State-owned Coal India, Neyveli Lignite and Singareni Collieries will have a capex of Rs 20,121 crore in 2019-20, 15% more than the previous fiscal, according to the interim budget.
According to the Expenditure Budget, this spending would be part of internal and extra-budgetary resources (IEBR) of the central public sector undertakings.
Plan outlay of the Centre consists of two distinct parts: a part implemented directly by ministries concerned and departments; and the other through investment by state-owned entities in respect of their own plan projects and programmes.
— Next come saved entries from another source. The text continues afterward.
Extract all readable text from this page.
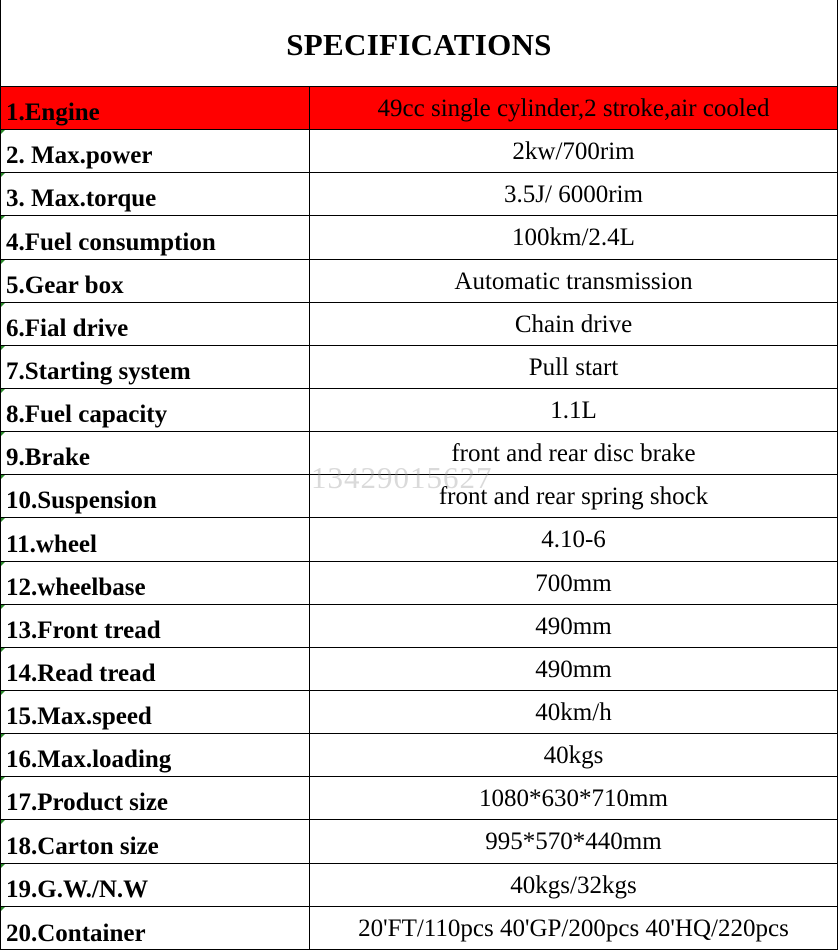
SPECIFICATIONS
1.Engine	49cc single cylinder,2 stroke,air cooled
2. Max.power	2kw/700rim
3. Max.torque	3.5J/ 6000rim
4.Fuel consumption	100km/2.4L
5.Gear box	Automatic transmission
6.Fial drive	Chain drive
7.Starting system	Pull start
8.Fuel capacity	1.1L
9.Brake	front and rear disc brake
10.Suspension	front and rear spring shock
11.wheel	4.10-6
12.wheelbase	700mm
13.Front tread	490mm
14.Read tread	490mm
15.Max.speed	40km/h
16.Max.loading	40kgs
17.Product size	1080*630*710mm
18.Carton size	995*570*440mm
19.G.W./N.W	40kgs/32kgs
20.Container	20'FT/110pcs 40'GP/200pcs 40'HQ/220pcs
13429015627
Investment by state-owned companies is financed either through budgetary support provided by the Centre, which is part of the total plan outlay and IEBR raised by state-owned companies on their own.
IEBR comprises internal resources and extra-budgetary resources. Extra-budgetary resources are the sum of domestic and foreign loans raised directly by the companies.
Broadly, the internal resources comprise retained profits — net of dividend to government, depreciation provision and carry forward of reserves and surpluses. Extra budgetary resources consist of receipts from the issue of bonds, debentures, external commercial borrowing, suppliers’ credit, deposit receipts and term loans from financial institutions.
The Expenditure Budget stipulates that Coal India would be spending Rs 10,000 crore on capex in 2019-20, against Rs 9,500 crore during the current fiscal. If achieved, this would be a 5.2% growth.
Neyveli Lignite would be investing around Rs 8,271 crore during 2019-20 against a planned capex of Rs 6922.34 crore during 2018-19. When achieved, capital expenditure would increase 19.4% during the period.
Singareni Collieries would be investing Rs 1,850 crore during 2019-20 against planned capital expenditure of Rs 1,100 crore during 2018-19. If the company manages to meet its investment targets, it would be achieving a near 68% rise in capex.
“This money for Coal India would be financed either from internal reserves or from borrowings. With internal reserves on the decline following payments of dividend and expenditure on share buyback Coal India may need to borrow funds from the market to finance its projects,” a senior Coal India executive said.
“The capex would be for opening up new mines, taking up new projects and setting up additional infrastructure facilities. For example, Coal India would be opening up a few new mines in its command area, and would be investing in setting up infrastructure as well as investment in new projects like coal bed methane and invest in railways projects as well as coal handling plants,” the executive said.